With just a month left in 2012, the number of days to benefit from year-end home buying tax benefits is dwindling quickly. We consulted real estate experts from across the country to share what you need to know when preparing to close before December 31, 2012.
1.) End of year tax benefits: If you are considering buying a home in the near future, capitalize on the remaining weeks of 2012. Purchasing your home before year-end will make you eligible for the following 2012 tax benefits:
• Mortgage interest deduction: If you itemize your tax return (which you should do if your itemized deductions are greater than the standard deduction), then you can deduct the interest payments made during 2012 on your mortgage. Interest is deductible on the first one million dollars of debt, according to Ryan Himmel, CEO, BIDaWIZ. Please note: If you purchase at the end of the year, your deduction won’t be as large as it will be in 2013, since you’ll only have a month or two of mortgage interest payments paid.
• Mortgage insurance premium: If your down payment is less than 20 percent and requires private mortgage insurance (PMI), the interest on those payments may be eligible for a deduction. This deduction only applies if your adjusted gross income is less than $100,000 (if your income exceeds $100,000, 10 percent of the PMI deduction is reduced for every $1,000 over the adjusted gross income limit. This means that the tax deduction completely phases out at $109,000), said Himmel.

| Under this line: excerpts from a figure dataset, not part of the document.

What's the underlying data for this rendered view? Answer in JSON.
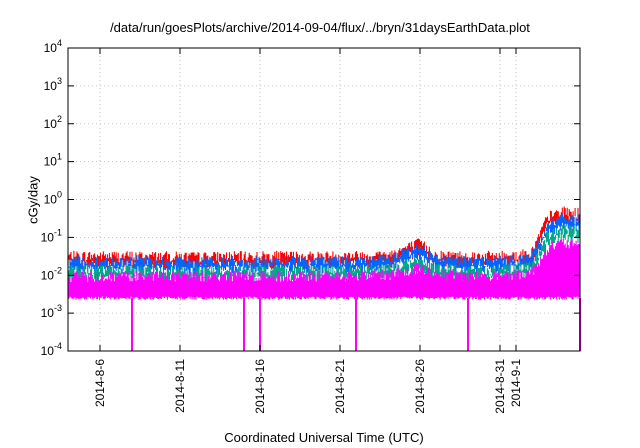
{
  "chart_data": {
    "type": "line",
    "title": "/data/run/goesPlots/archive/2014-09-04/flux/../bryn/31daysEarthData.plot",
    "xlabel": "Coordinated Universal Time (UTC)",
    "ylabel": "cGy/day",
    "yscale": "log",
    "ylim": [
      0.0001,
      10000
    ],
    "yticks": [
      {
        "value": 0.0001,
        "base": "10",
        "exp": "-4"
      },
      {
        "value": 0.001,
        "base": "10",
        "exp": "-3"
      },
      {
        "value": 0.01,
        "base": "10",
        "exp": "-2"
      },
      {
        "value": 0.1,
        "base": "10",
        "exp": "-1"
      },
      {
        "value": 1,
        "base": "10",
        "exp": "0"
      },
      {
        "value": 10,
        "base": "10",
        "exp": "1"
      },
      {
        "value": 100,
        "base": "10",
        "exp": "2"
      },
      {
        "value": 1000,
        "base": "10",
        "exp": "3"
      },
      {
        "value": 10000,
        "base": "10",
        "exp": "4"
      }
    ],
    "xlim": [
      "2014-08-04",
      "2014-09-05"
    ],
    "xticks": [
      "2014-8-6",
      "2014-8-11",
      "2014-8-16",
      "2014-8-21",
      "2014-8-26",
      "2014-8-31",
      "2014-9-1"
    ],
    "grid": true,
    "series": [
      {
        "color": "#ff0000",
        "x": [
          "2014-08-04",
          "2014-08-08",
          "2014-08-12",
          "2014-08-16",
          "2014-08-20",
          "2014-08-24",
          "2014-08-26",
          "2014-08-27",
          "2014-08-30",
          "2014-09-01",
          "2014-09-02",
          "2014-09-03",
          "2014-09-04",
          "2014-09-05"
        ],
        "y": [
          0.04,
          0.04,
          0.038,
          0.04,
          0.04,
          0.042,
          0.09,
          0.042,
          0.04,
          0.042,
          0.05,
          0.45,
          0.6,
          0.55
        ]
      },
      {
        "color": "#0066ff",
        "x": [
          "2014-08-04",
          "2014-08-08",
          "2014-08-12",
          "2014-08-16",
          "2014-08-20",
          "2014-08-24",
          "2014-08-26",
          "2014-08-27",
          "2014-08-30",
          "2014-09-01",
          "2014-09-02",
          "2014-09-03",
          "2014-09-04",
          "2014-09-05"
        ],
        "y": [
          0.03,
          0.03,
          0.028,
          0.03,
          0.03,
          0.032,
          0.07,
          0.032,
          0.03,
          0.032,
          0.04,
          0.3,
          0.4,
          0.38
        ]
      },
      {
        "color": "#00aa88",
        "x": [
          "2014-08-04",
          "2014-08-08",
          "2014-08-12",
          "2014-08-16",
          "2014-08-20",
          "2014-08-24",
          "2014-08-26",
          "2014-08-27",
          "2014-08-30",
          "2014-09-01",
          "2014-09-02",
          "2014-09-03",
          "2014-09-04",
          "2014-09-05"
        ],
        "y": [
          0.017,
          0.017,
          0.016,
          0.017,
          0.017,
          0.018,
          0.03,
          0.018,
          0.017,
          0.018,
          0.022,
          0.15,
          0.2,
          0.18
        ]
      },
      {
        "color": "#ff00ff",
        "x": [
          "2014-08-04",
          "2014-08-08",
          "2014-08-12",
          "2014-08-16",
          "2014-08-20",
          "2014-08-24",
          "2014-08-26",
          "2014-08-27",
          "2014-08-30",
          "2014-09-01",
          "2014-09-02",
          "2014-09-03",
          "2014-09-04",
          "2014-09-05"
        ],
        "y": [
          0.012,
          0.012,
          0.012,
          0.012,
          0.012,
          0.013,
          0.02,
          0.013,
          0.012,
          0.013,
          0.015,
          0.07,
          0.09,
          0.07
        ],
        "low": 0.0025
      }
    ],
    "dropouts": [
      "2014-08-08",
      "2014-08-15",
      "2014-08-16",
      "2014-08-22",
      "2014-08-29",
      "2014-09-05"
    ]
  }
}
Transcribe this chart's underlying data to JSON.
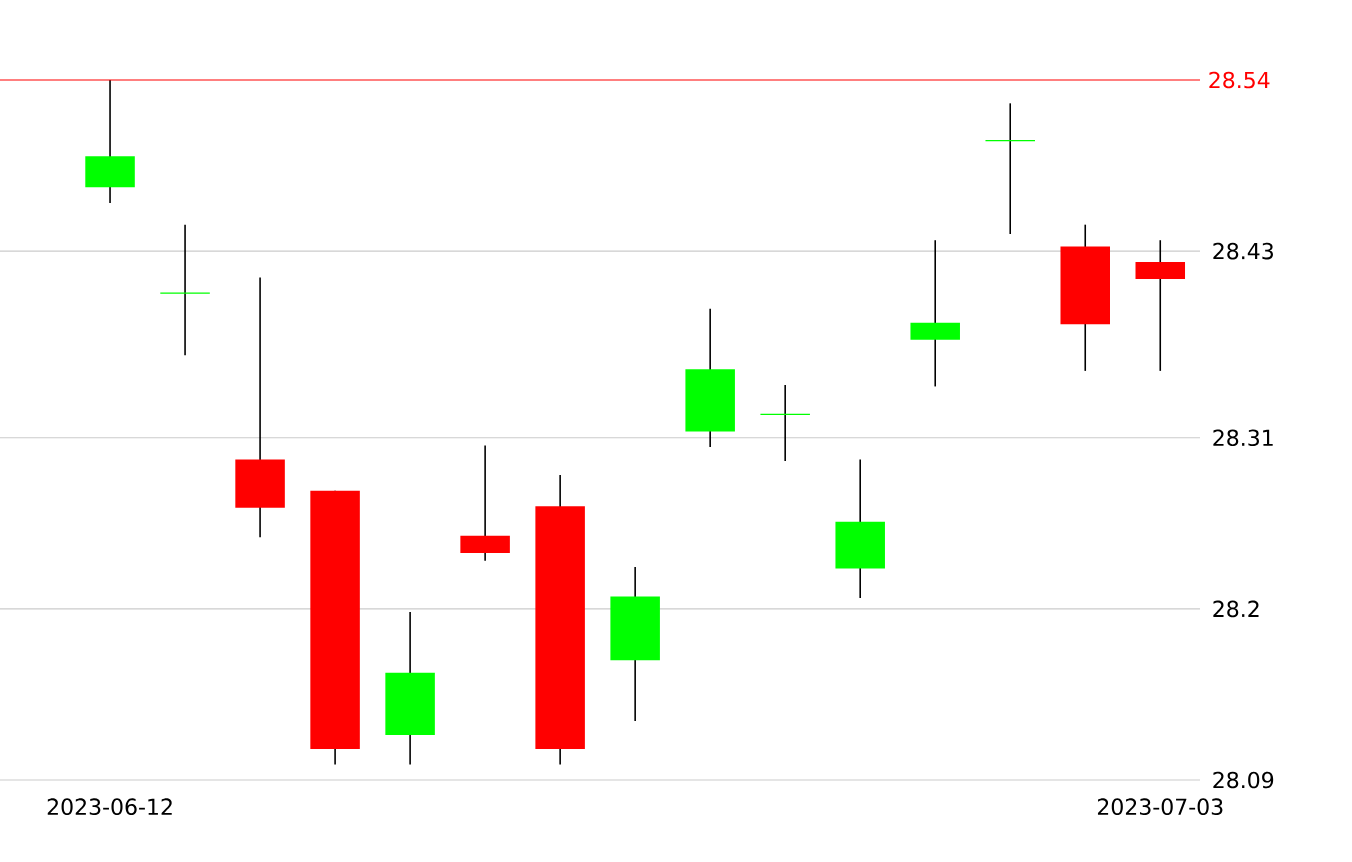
{
  "chart_data": {
    "type": "candlestick",
    "categories": [
      "2023-06-12",
      null,
      null,
      null,
      null,
      null,
      null,
      null,
      null,
      null,
      null,
      null,
      null,
      null,
      "2023-07-03"
    ],
    "ohlc": [
      [
        28.471,
        28.54,
        28.461,
        28.491
      ],
      [
        28.403,
        28.447,
        28.363,
        28.403
      ],
      [
        28.296,
        28.413,
        28.246,
        28.265
      ],
      [
        28.276,
        28.276,
        28.1,
        28.11
      ],
      [
        28.119,
        28.198,
        28.1,
        28.159
      ],
      [
        28.247,
        28.305,
        28.231,
        28.236
      ],
      [
        28.266,
        28.286,
        28.1,
        28.11
      ],
      [
        28.167,
        28.227,
        28.128,
        28.208
      ],
      [
        28.314,
        28.393,
        28.304,
        28.354
      ],
      [
        28.325,
        28.344,
        28.295,
        28.325
      ],
      [
        28.226,
        28.296,
        28.207,
        28.256
      ],
      [
        28.373,
        28.437,
        28.343,
        28.384
      ],
      [
        28.501,
        28.525,
        28.441,
        28.501
      ],
      [
        28.433,
        28.447,
        28.353,
        28.383
      ],
      [
        28.423,
        28.437,
        28.353,
        28.412
      ]
    ],
    "colors": [
      "#00ff00",
      "#00ff00",
      "#ff0000",
      "#ff0000",
      "#00ff00",
      "#ff0000",
      "#ff0000",
      "#00ff00",
      "#00ff00",
      "#00ff00",
      "#00ff00",
      "#00ff00",
      "#00ff00",
      "#ff0000",
      "#ff0000"
    ],
    "ylim": [
      28.09,
      28.54
    ],
    "yticks": [
      28.09,
      28.2,
      28.31,
      28.43
    ],
    "grid": "y",
    "ref_lines": [
      {
        "axis": "y",
        "value": 28.54,
        "label": "28.54",
        "color": "#ff0000"
      }
    ]
  }
}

• Mortgage points: If you decide to pay points on your loan (typically 1 percent of the loan for each point) it is fully deductible in the year it is paid. This can be a significant deduction on homes with loans over $500,000, according to Himmel.
“Even though we typically see fewer inventories at the end of the year, many homeowners are more motivated to sell in order to take advantage of these end-of-year tax breaks. Low rates, a still-recovering market and seller motivation make it a great time to buy a home for those who are able to do so,” says Patrick Ruffner, vice president of mortgage lending, Guaranteed Rate . “At this point in the year, sellers generally have an understanding of how their tax bills will be affected and they tend to be motivated to sell before year-end so as not to face tax uncertainty, such as future rates potentially increasing or current deductions being eliminated.”
2.) Record low interest rates: The elephant in the room right now is of course, interest rates. At record levels for months now, the question is….will they go up in 2013? While we don’t know how the recent election or the “Fiscal Cliff” might impact interest rates, according to Ruffner, we do know that, “For those in a position to buy a home, rates are at historic lows and they have been for much of this year. Buying now ensures against future rates potentially increasing or current deductions being eliminated.”
3.) Down payment funding: When considering where to get down payment cash, stocks and mutual funds may be a good answer. Cashing those out before the end of the year is key, as capital gains taxes are anticipated to rise from 15 percent to 20 percent in 2013. The Tax Relief, Unemployment Insurance Reauthorization and Jobs Creation Act of 2010 extends the Bush-era tax cuts until the end of 2012. Beginning January 1, 2013, the tax rate will revert from the current 15 percent rate back to the former 20 percent capital gain tax rate that was in effect prior to 2003.
4.) Looking ahead – the 2013 housing industry forecast: If buying a home before the end of the year is not feasible for you, the 2013 housing outlook may still offer some exciting opportunities:
Andrew Schrage, CEO, MoneyCrashers.com doesn’t expect the industry to see a “rebirth,” he anticipates the industry to continue to recover, albeit not rapidly. It will take much longer to escape the housing market debacle than it did to get in it. The recovery will take place at different levels in different regions of the country. Although home values decreased across the board when the housing market collapsed, certain areas were hit harder than others, so these markets may face an even longer road to full recovery.
Schrage also says, “The housing market is set to stay on track, with modest progress in most regions. Inventories are down in many markets, which drives up home values. Until there are a larger number of homes available on the market, these values should remain fairly consistent, and may improve. Projections indicate an increase of home values in the 2 percent range next year.”
So that means, there will still be good homes at good prices available, but may cost you a little more to get them. So if you can, buy now!